The company notes this figure is specific to the current filing and that if it later becomes subject to the limitations in General Instruction I.B.6, it will file another supplement to update the ATM prospectus. No other financial results, transactions, or forward-looking statements are provided in this excerpt.
Equillium, Inc. filed a Form S-8 registration statement to register additional shares of common stock for issuance under its 2018 Equity Incentive Plan and 2018 Employee Stock Purchase Plan. The filing relies on General Instruction E, which allows the company to increase the number of securities for existing employee benefit plans by incorporating prior effective S-8 registration statements by reference. The document also lists standard corporate and legal exhibits, including the company’s charter, bylaws, equity plans, legal opinions, auditor consent, and a filing fee table, and is signed by the chief executive officer and the full board of directors.
Equillium, Inc. filed an S-3 shelf registration to register common stock for resale by selling stockholders, including shares issuable upon exercise of pre-funded warrants sold in a recent private placement. The prospectus identifies multiple institutional holders (including Adage, ADAR1 Entities, Coastlands Capital and Janus) and shows specific share counts and warrants subject to beneficial ownership blockers that exclude certain exercisable shares from pre-offering ownership figures. The filing lists exhibits (e.g., merger agreement, charter documents, Registration Rights Agreement dated August 12, 2025 and pre-funded warrant form dated August 11, 2025) and incorporates prior SEC reports by reference. The total filing fee shown aggregates to $81,562.
Equillium, Inc. has regained compliance with Nasdaq’s minimum bid price requirement for its common stock. Nasdaq notified the company on August 29, 2025 that it once again meets Listing Rule 5550(a)(2) for continued inclusion on The Nasdaq Capital Market. Equillium had previously received notices in December 2024 and June 2025 that its shares were below the $1.00 per share bid price requirement, with an additional 180-day grace period granted in June. The company met the rule by maintaining a closing bid price of at least $1.00 per share for 10 consecutive business days, a condition that was satisfied on August 28, 2025.

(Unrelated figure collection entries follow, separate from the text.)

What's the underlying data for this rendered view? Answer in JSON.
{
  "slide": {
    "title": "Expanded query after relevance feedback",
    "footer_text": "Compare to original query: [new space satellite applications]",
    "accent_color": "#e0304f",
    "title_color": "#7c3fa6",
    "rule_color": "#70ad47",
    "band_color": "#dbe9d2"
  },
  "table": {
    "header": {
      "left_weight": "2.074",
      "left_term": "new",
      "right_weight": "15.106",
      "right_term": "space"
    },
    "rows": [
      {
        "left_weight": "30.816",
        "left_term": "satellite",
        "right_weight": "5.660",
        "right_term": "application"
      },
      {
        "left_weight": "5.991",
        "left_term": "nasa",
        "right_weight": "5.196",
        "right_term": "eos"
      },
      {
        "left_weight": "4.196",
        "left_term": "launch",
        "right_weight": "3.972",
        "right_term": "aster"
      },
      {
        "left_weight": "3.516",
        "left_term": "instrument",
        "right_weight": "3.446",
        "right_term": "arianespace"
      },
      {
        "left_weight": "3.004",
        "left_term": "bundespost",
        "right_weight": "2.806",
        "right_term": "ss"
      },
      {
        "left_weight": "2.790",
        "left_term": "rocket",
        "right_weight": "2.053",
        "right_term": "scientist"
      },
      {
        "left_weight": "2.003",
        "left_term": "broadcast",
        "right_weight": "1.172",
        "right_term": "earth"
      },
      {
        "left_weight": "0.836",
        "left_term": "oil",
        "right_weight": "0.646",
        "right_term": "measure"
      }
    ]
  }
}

Equillium, Inc. (EQ) reporting person Stephen Connelly, Chief Scientific Officer and Director, received an employee stock option award covering 1,025,000 shares on 08/29/2025 with an exercise price of $1.74. The filing shows the option as acquired (code A) and lists 1,025,000 shares beneficially owned following the transaction. The explanatory note states standard time-based vesting: 25% vest on the first anniversary of the vesting commencement date and the remainder vests in 36 equal monthly installments thereafter.
Tom Penny, Principal Accounting Officer and director at Equillium, Inc. (EQ), was granted an employee stock option on 08/29/2025. The option permits purchase of 525,000 shares of common stock at an exercise price of $1.74 per share and expires on 08/28/2035. Under the stated vesting schedule, 25% of the option vests on the first anniversary of the vesting commencement date and the remainder vests monthly over the following three years. The shares reported as beneficially owned following the grant are 525,000, held directly by the reporting person.